GroupBy Manual Aggregation for variable number of rows?

lparsons42 · December 6, 2018, 2:18pm

I need to use the GroupBy node to calculate medians on a number of rows. However, in different runs of this workflow there will be different numbers of rows and I would like to not have to manually go in to GroupBy to select them but rather have it automatically use all of them. Is there a way to do this?

lparsons42 · December 7, 2018, 5:37pm

I have found that one way to do this is using a loop. Column List Loop Start - eventually ending with Loop End (Column Append) - will handle this fine for an arbitrary number of columns. The problem with this approach though is that it can be very, very, very slow. I have data sets that have 50,000 or more columns (after transposing the table so I can use GroupBy to get the medians from these data sets), and the loop takes quite a while. GroupBy on its own - if I set the columns by hand in manual aggregation - might only take a few seconds to come up with all these medians, but in a loop it takes many minutes to get through 50,000 columns.

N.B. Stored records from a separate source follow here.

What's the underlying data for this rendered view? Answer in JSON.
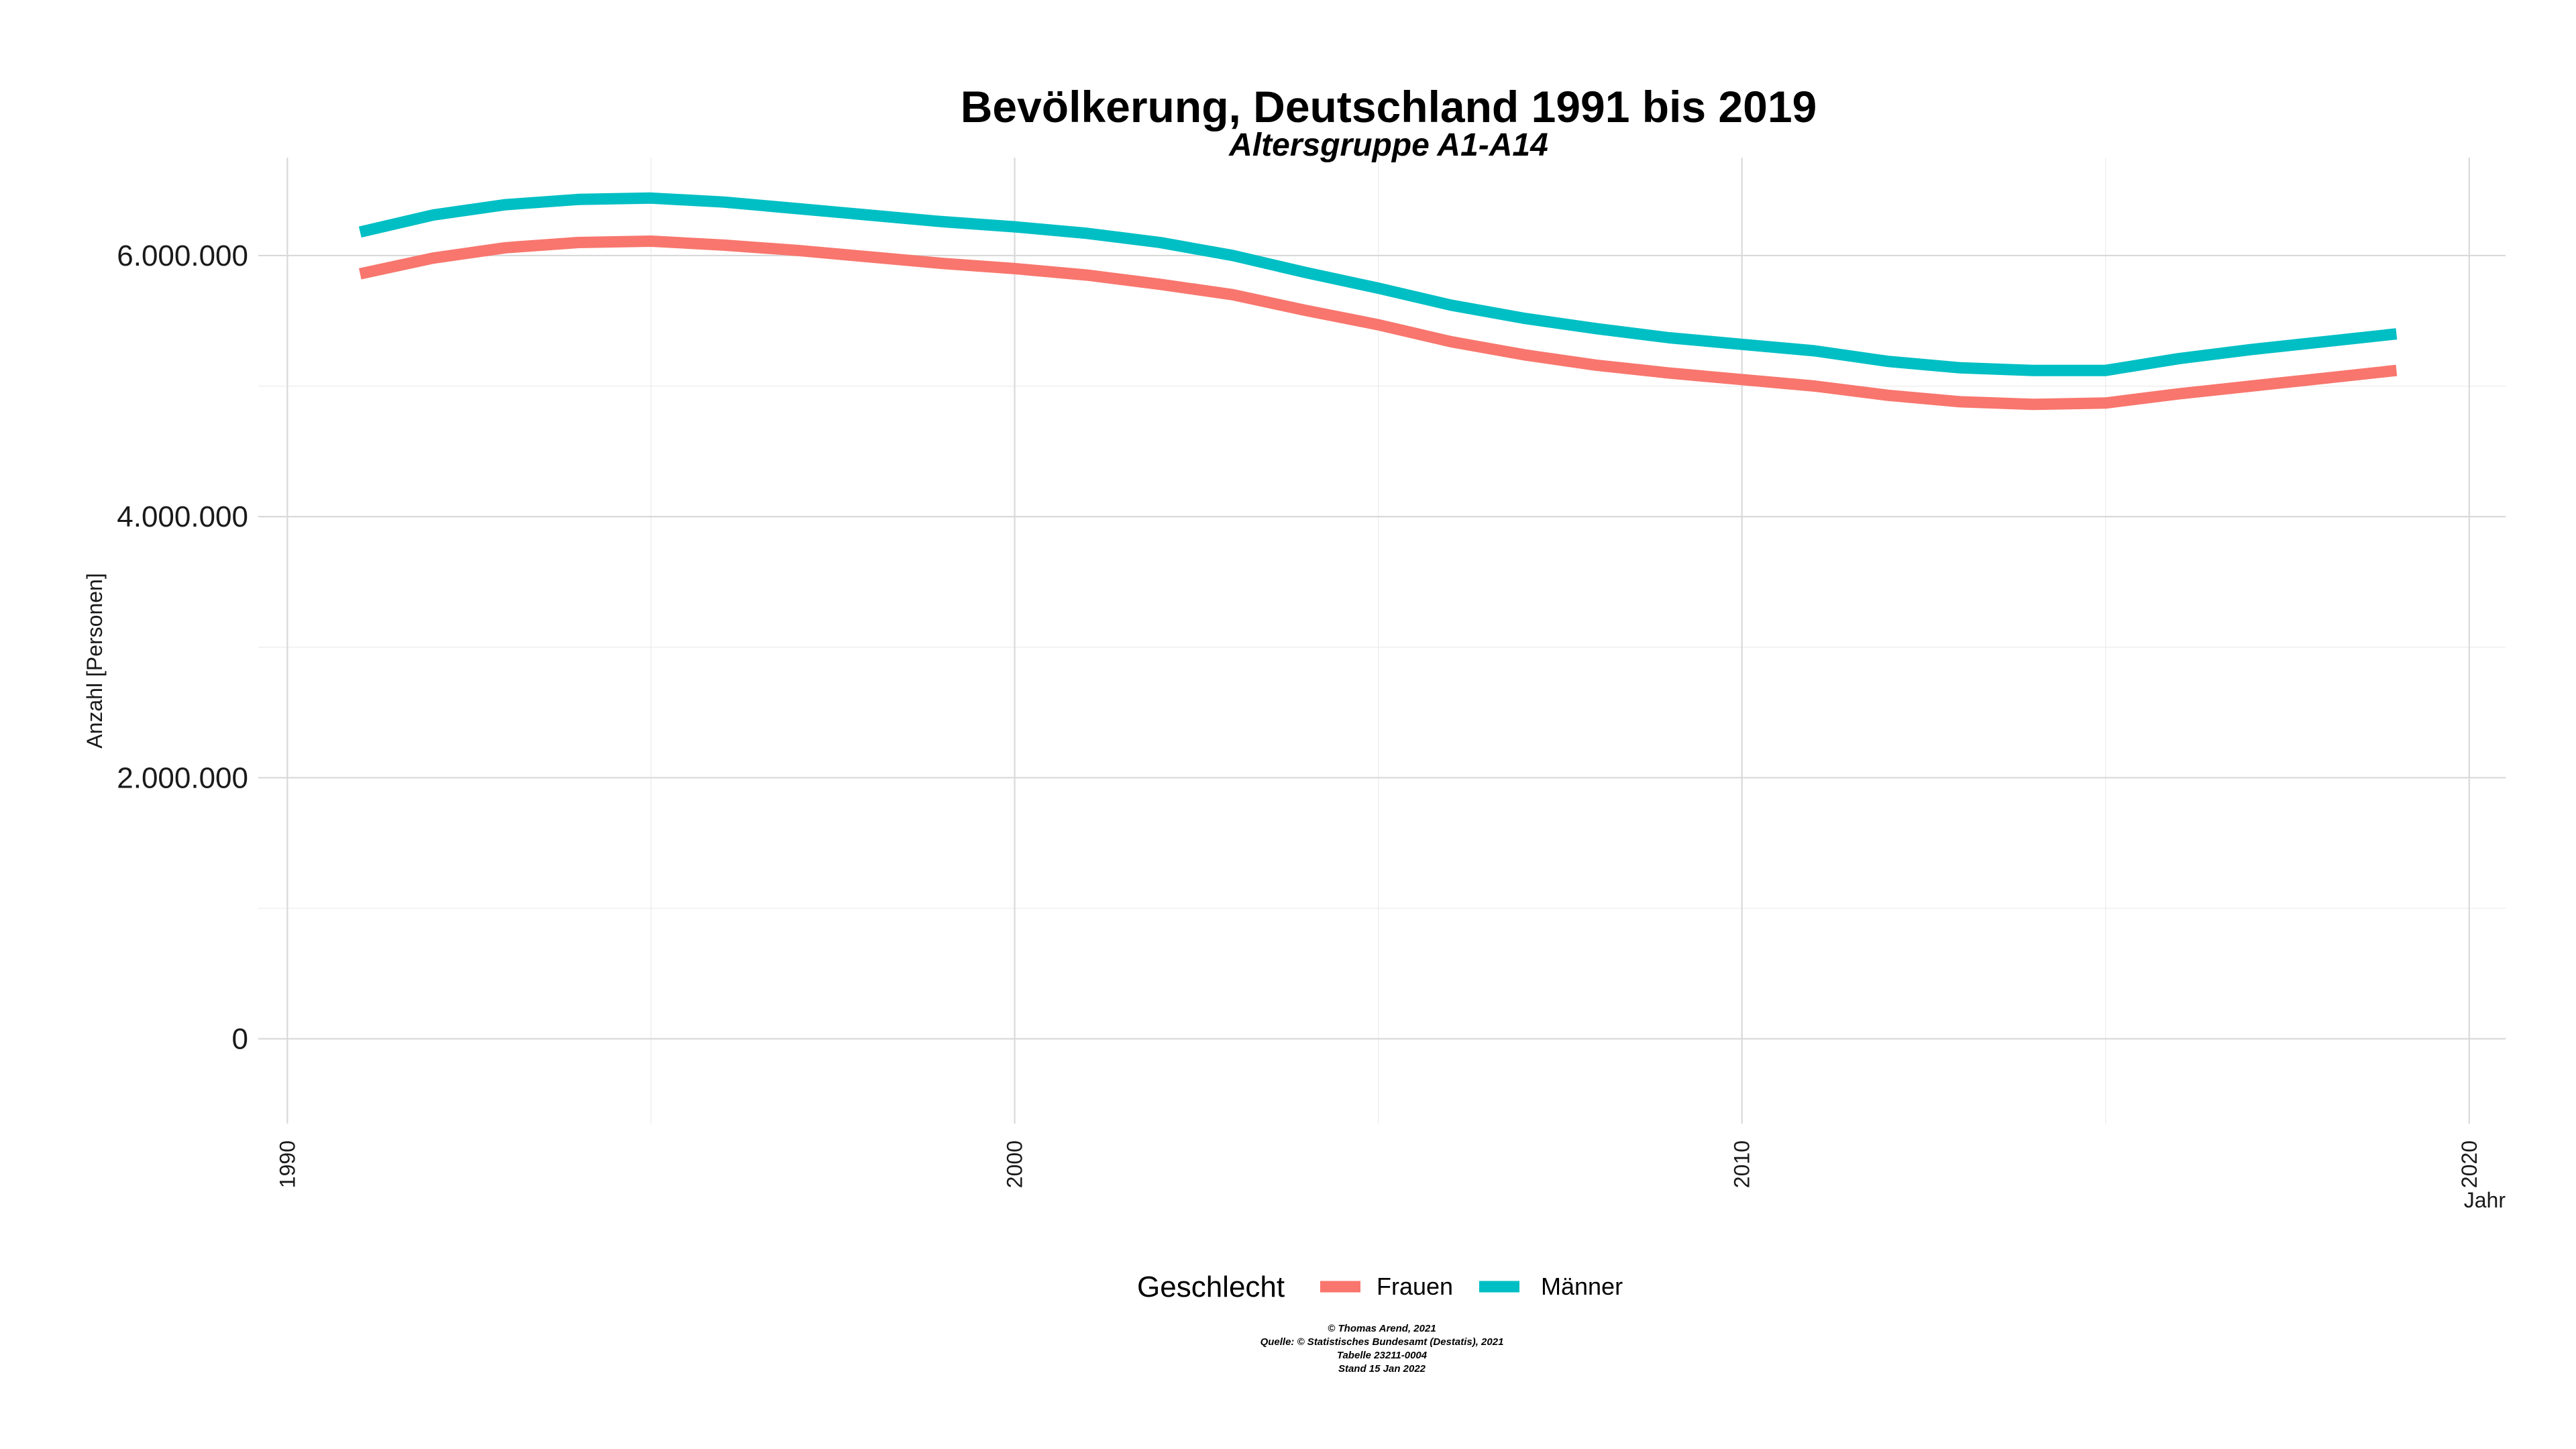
{
  "chart_data": {
    "type": "line",
    "title": "Bevölkerung, Deutschland 1991 bis 2019",
    "subtitle": "Altersgruppe A1-A14",
    "xlabel": "Jahr",
    "ylabel": "Anzahl [Personen]",
    "xlim": [
      1990,
      2020
    ],
    "ylim": [
      0,
      6500000
    ],
    "x_ticks": [
      1990,
      2000,
      2010,
      2020
    ],
    "x_tick_labels": [
      "1990",
      "2000",
      "2010",
      "2020"
    ],
    "y_ticks": [
      0,
      2000000,
      4000000,
      6000000
    ],
    "y_tick_labels": [
      "0",
      "2.000.000",
      "4.000.000",
      "6.000.000"
    ],
    "grid": true,
    "legend_position": "bottom",
    "legend_title": "Geschlecht",
    "x": [
      1991,
      1992,
      1993,
      1994,
      1995,
      1996,
      1997,
      1998,
      1999,
      2000,
      2001,
      2002,
      2003,
      2004,
      2005,
      2006,
      2007,
      2008,
      2009,
      2010,
      2011,
      2012,
      2013,
      2014,
      2015,
      2016,
      2017,
      2018,
      2019
    ],
    "series": [
      {
        "name": "Frauen",
        "color": "#F8766D",
        "values": [
          5860000,
          5980000,
          6060000,
          6100000,
          6110000,
          6080000,
          6040000,
          5990000,
          5940000,
          5900000,
          5850000,
          5780000,
          5700000,
          5580000,
          5470000,
          5340000,
          5240000,
          5160000,
          5100000,
          5050000,
          5000000,
          4930000,
          4880000,
          4860000,
          4870000,
          4940000,
          5000000,
          5060000,
          5120000
        ]
      },
      {
        "name": "Männer",
        "color": "#00BFC4",
        "values": [
          6180000,
          6310000,
          6390000,
          6430000,
          6440000,
          6410000,
          6360000,
          6310000,
          6260000,
          6220000,
          6170000,
          6100000,
          6000000,
          5870000,
          5750000,
          5620000,
          5520000,
          5440000,
          5370000,
          5320000,
          5270000,
          5190000,
          5140000,
          5120000,
          5120000,
          5210000,
          5280000,
          5340000,
          5400000
        ]
      }
    ]
  },
  "caption": {
    "line1": "© Thomas Arend, 2021",
    "line2": "Quelle: © Statistisches Bundesamt (Destatis), 2021",
    "line3": "Tabelle 23211-0004",
    "line4": "Stand 15 Jan 2022"
  }
}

If anyone knows a faster way to do this, I’m all ears. I was wondering if a chunk loop might be quicker here?

izaychik63 · December 7, 2018, 6:17pm

I can assume that Column Aggregator have to work for you.

MH · December 8, 2018, 10:56am

The GroupBy Node also allows to select aggregation columns via wildcard/regular expression pattern or by data type. Have you considered these options?

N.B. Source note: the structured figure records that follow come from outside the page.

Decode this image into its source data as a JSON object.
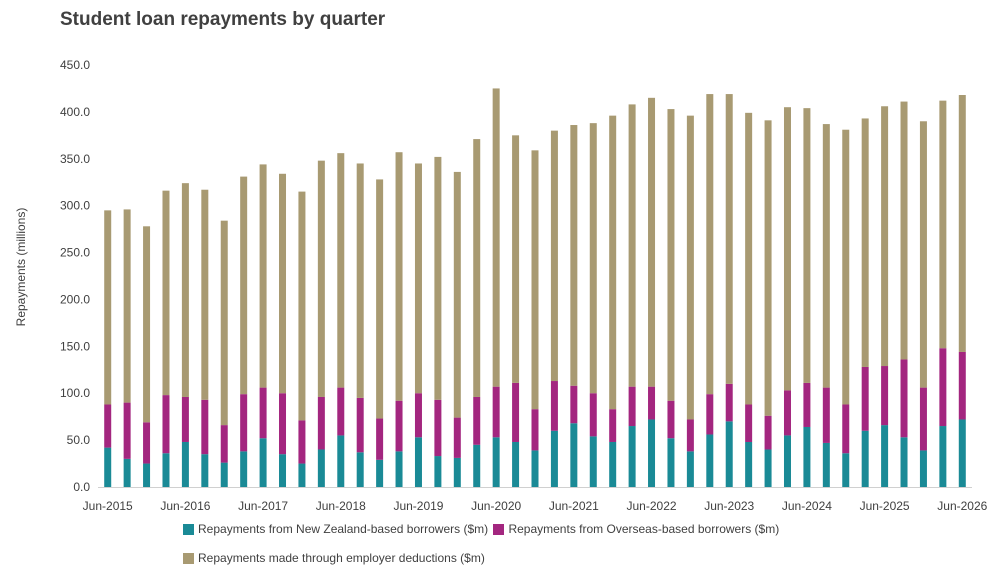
{
  "chart_data": {
    "type": "bar",
    "stacked": true,
    "title": "Student loan repayments by quarter",
    "ylabel": "Repayments (millions)",
    "xlabel": "",
    "ylim": [
      0,
      450
    ],
    "ytick_labels": [
      "0.0",
      "50.0",
      "100.0",
      "150.0",
      "200.0",
      "250.0",
      "300.0",
      "350.0",
      "400.0",
      "450.0"
    ],
    "grid": false,
    "legend_position": "bottom",
    "categories": [
      "Jun-2015",
      "Sep-2015",
      "Dec-2015",
      "Mar-2016",
      "Jun-2016",
      "Sep-2016",
      "Dec-2016",
      "Mar-2017",
      "Jun-2017",
      "Sep-2017",
      "Dec-2017",
      "Mar-2018",
      "Jun-2018",
      "Sep-2018",
      "Dec-2018",
      "Mar-2019",
      "Jun-2019",
      "Sep-2019",
      "Dec-2019",
      "Mar-2020",
      "Jun-2020",
      "Sep-2020",
      "Dec-2020",
      "Mar-2021",
      "Jun-2021",
      "Sep-2021",
      "Dec-2021",
      "Mar-2022",
      "Jun-2022",
      "Sep-2022",
      "Dec-2022",
      "Mar-2023",
      "Jun-2023",
      "Sep-2023",
      "Dec-2023",
      "Mar-2024",
      "Jun-2024",
      "Sep-2024",
      "Dec-2024",
      "Mar-2025",
      "Jun-2025",
      "Sep-2025",
      "Dec-2025",
      "Mar-2026",
      "Jun-2026"
    ],
    "tick_labels": [
      "Jun-2015",
      "Jun-2016",
      "Jun-2017",
      "Jun-2018",
      "Jun-2019",
      "Jun-2020",
      "Jun-2021",
      "Jun-2022",
      "Jun-2023",
      "Jun-2024",
      "Jun-2025",
      "Jun-2026"
    ],
    "series": [
      {
        "name": "Repayments from New Zealand-based borrowers ($m)",
        "color": "#1a8a96",
        "values": [
          42,
          30,
          25,
          36,
          48,
          35,
          26,
          38,
          52,
          35,
          25,
          40,
          55,
          37,
          29,
          38,
          53,
          33,
          31,
          45,
          53,
          48,
          39,
          60,
          68,
          54,
          48,
          65,
          72,
          52,
          38,
          56,
          70,
          48,
          40,
          55,
          64,
          47,
          36,
          60,
          66,
          53,
          39,
          65,
          72
        ]
      },
      {
        "name": "Repayments from Overseas-based borrowers ($m)",
        "color": "#a3267f",
        "values": [
          46,
          60,
          44,
          62,
          48,
          58,
          40,
          61,
          54,
          65,
          46,
          56,
          51,
          58,
          44,
          54,
          47,
          60,
          43,
          51,
          54,
          63,
          44,
          53,
          40,
          46,
          35,
          42,
          35,
          40,
          34,
          43,
          40,
          40,
          36,
          48,
          47,
          59,
          52,
          68,
          63,
          83,
          67,
          83,
          72
        ]
      },
      {
        "name": "Repayments made through employer deductions ($m)",
        "color": "#a89a72",
        "values": [
          207,
          206,
          209,
          218,
          228,
          224,
          218,
          232,
          238,
          234,
          244,
          252,
          250,
          250,
          255,
          265,
          245,
          259,
          262,
          275,
          318,
          264,
          276,
          267,
          278,
          288,
          313,
          301,
          308,
          311,
          324,
          320,
          309,
          311,
          315,
          302,
          293,
          281,
          293,
          265,
          277,
          275,
          284,
          264,
          274
        ]
      }
    ]
  }
}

lparsons42 · December 10, 2018, 8:26pm

Thank you both for your replies. It looks like @izaychik63 made a good suggestions with Column Aggregator, it is actually what I needed to begin with (I was transposing my table to use GroupBy, so this saves me two transpose operations).

As for the suggestion from @MH - I suspect my knowledge of GroupBy might not be as good as yours. I am pretty sure I need to use “Manual Aggregation” in GroupBy in order to get the medians that I’m after. I don’t know how to do this with a wildcard match for the columns though, from my experience it seems that Manual Aggregation requires me to manually specify which columns I want to work with.

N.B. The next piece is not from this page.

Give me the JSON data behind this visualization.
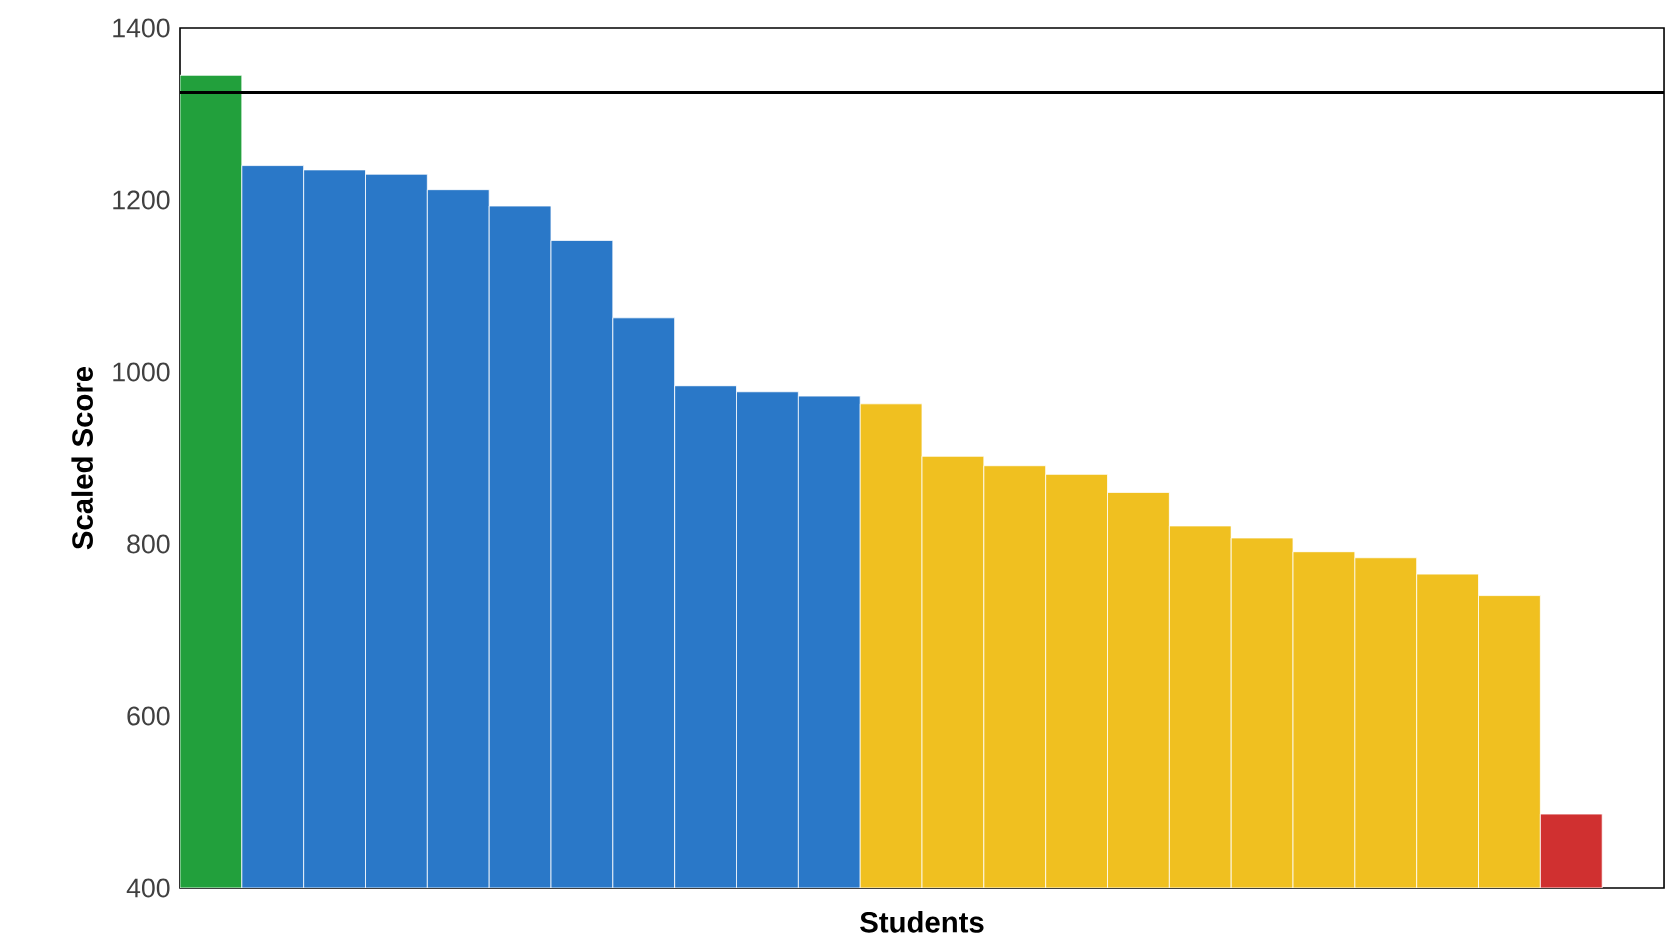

Geo · December 11, 2018, 12:24pm

RegEx is a “bit” more flexible than wildcards:
www.regexr.com

MH · December 13, 2018, 1:03pm

The column aggregator node, aggregates columns not rows. That’s why i think you are stuck with the GroupBy Node.
You can use the same set of aggregations with a regular expressions/wildcards or data type selection. It’s just a simplification that helps to define the columns that you want to group on.
You can change the search strategy in the groupby node with the tabs (see picture).